Most prominent among these is the inclusion of diabetes testing supplies sold by retail pharmacies in a competitive bidding program for durable medical equipment established by the Medicare Modernization Act of 2003. Retail pharmacy—supplied diabetic testing supplies had been exempted from the competitive bidding program until 2016, but will now be reimbursed at lower rates starting on April 1, 2013. This change is estimated to save the government $600 million, but pharmacist associations argue that the new rates will negatively impact retail pharmacies and their customers.
The change “would effectively force many community pharmacists to stop providing diabetes test supplies (DTS) to Medicare beneficiaries,” said John Coster, RPh, PhD, senior vice president for government affairs at the National Community Pharmacists Association (NCPA), in a press release. “The bill would do this by applying DTS reimbursement rates to local pharmacies that are effectively set by large mail order operations.”
Dr.

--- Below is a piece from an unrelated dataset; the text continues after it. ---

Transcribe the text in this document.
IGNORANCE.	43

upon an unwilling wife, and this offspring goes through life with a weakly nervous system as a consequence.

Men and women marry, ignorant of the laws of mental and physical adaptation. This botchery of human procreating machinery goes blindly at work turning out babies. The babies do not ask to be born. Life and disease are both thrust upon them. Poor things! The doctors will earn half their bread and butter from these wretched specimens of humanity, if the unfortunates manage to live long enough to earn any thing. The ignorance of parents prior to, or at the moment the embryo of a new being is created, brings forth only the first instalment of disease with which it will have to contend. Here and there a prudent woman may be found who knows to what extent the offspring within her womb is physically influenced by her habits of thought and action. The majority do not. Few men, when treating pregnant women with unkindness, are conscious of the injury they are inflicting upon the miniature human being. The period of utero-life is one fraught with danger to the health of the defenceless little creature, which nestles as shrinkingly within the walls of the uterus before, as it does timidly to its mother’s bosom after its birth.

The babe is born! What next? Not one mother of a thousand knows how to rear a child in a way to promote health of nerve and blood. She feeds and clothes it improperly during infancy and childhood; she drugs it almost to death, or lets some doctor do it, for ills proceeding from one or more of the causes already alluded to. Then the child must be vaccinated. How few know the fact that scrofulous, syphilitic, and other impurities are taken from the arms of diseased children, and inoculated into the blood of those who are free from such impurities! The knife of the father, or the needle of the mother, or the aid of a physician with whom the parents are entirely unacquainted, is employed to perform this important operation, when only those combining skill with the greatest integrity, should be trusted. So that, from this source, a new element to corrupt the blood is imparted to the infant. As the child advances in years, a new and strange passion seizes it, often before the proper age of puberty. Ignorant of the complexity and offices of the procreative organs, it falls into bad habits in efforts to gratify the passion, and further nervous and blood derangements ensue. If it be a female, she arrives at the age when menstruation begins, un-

Coster also noted that the bill includes a number of provisions that the NCPA supports: a temporary delay in cuts to Medicare and the TRICARE program, as well as a $5 million exemption to the estate tax, which will make it easier to pass family-owned pharmacy businesses from one generation to the next.
In an email, Carol A. Kelly, senior vice president for government affairs and public policy at the National Association of Chain Drug Stores (NACDS), noted that if scheduled cuts in discretionary spending go forward in several months, pharmacies could face further reductions in reimbursements. “If sequestration cannot be avoided, pharmacies would experience reimbursement reductions for Medicare Part B drugs and immunizations,” she wrote. “In addition, Medicare Part D plans facing cuts would likely reduce pharmacy reimbursement, too.”